Content will always be one of those a-thousand-and-one-opinions topics. On any given day, you can log on to LinkedIn and see an eeeeextra long post that starts off with something like:

"Stop Making These 6 Mistakes In Your Content"

The one word that pops up time and time again is 'engaging'. We talk about it all the time with our clients, and it's perfectly valid. It's the best way of describing content that captures your target segments, persuades an action, and supports SEO.

Our take? Engaging doesn't always equate longevity. It's an in-the-moment action often determined by behavioural tricks: short paragraphs, white space, trending phrases and so on. All great things. But not the final word.

Moral of the story… there's no point in creating washed out versions of oversaturated topics (sorry to everyone who posted generic AI blogs). If you want to create recognisable brand content that drives long-term loyalty, you need memorable. Edgy angles. Distinctive ToV. Consistent formats.

#3. Actually, you're allowed to agonise over fonts.

Any miniscule design or copy detail, for that matter. This one really goes out to our sole traders, our emerging brands, and everyone desperately trying to get it just right.

We're not etymologists, but 'entrepreneurship' was supposed to describe new adventures, new undertakings. Now, the expectation is for entrepreneurs to have all their ducks in a row and logos in a line before even setting off. Oxymoronic.

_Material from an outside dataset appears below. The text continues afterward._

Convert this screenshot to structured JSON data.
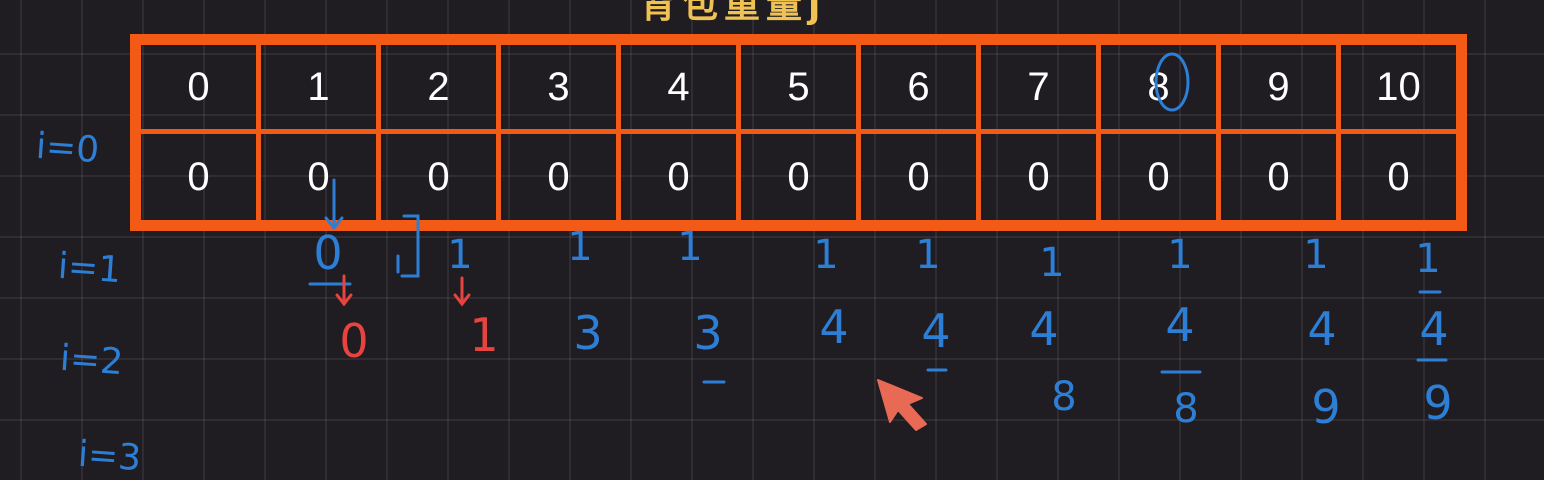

Our take? Everyone will tell you to focus on what matters, but that's a lot when you're in the first throws of building a brand. From how you position yourself in the market, all the way to connotations of certain words.

Moral of the story… spend however long you deem it necessary on the tiny details. If that means testing 42 different fonts or slipping down a rabbit hole on Thesaurus.com, so be it. Those are the moments that shape a brand, and decisions do get easier over time.

#4. It's [highly] likely your clients aren't thinking about you.

Or not as often as you may assume. This one can be a difficult pill to swallow (trust us…) but your brand simply isn't going to be as important to your clients as it is to you.

If you're an entrepreneur, chances are you'll spend so much time thinking about that RFP or contract renewal. And rightly so. But your brand are a comparatively small part of your clients' day, and the hours you spend on your outputs may not always reflect in how it's perceived.

Our take? The twinge of disappointment when your client doesn't rave about your presentation, or that new article doesn't land in the way you'd hoped is real. But that in no way makes the dedication you put into your brand any less important.

Moral of the story… negative feedback often shows itself one way or another. Normally, it comes through in a feeling of hesitation from your client or a decision to "go down a different route". Putting in effort will ultimately cement the success of your venture long-term.

That's all, folks.

Over the past couple of years, we've had some pretty incredible feedback from some pretty incredible clients. Much of which can be reduced to a common theme: how the Goldline brand makes our partners feel.

In all the technicalities and insights and market data, how you want your outreach to feel when interacting with your brand is the beginning and end of all pursuits. The message that your tone conveys, how your visuals drive connection, the way your services fulfil a need.

So the last moral of the story… rely on your instinct when it comes to your brand. If a message doesn't feel right, if a graphic doesn't feel right, if a PR campaign doesn't feel right, your brand won't feel right. And chances are, your audience will pick up on that.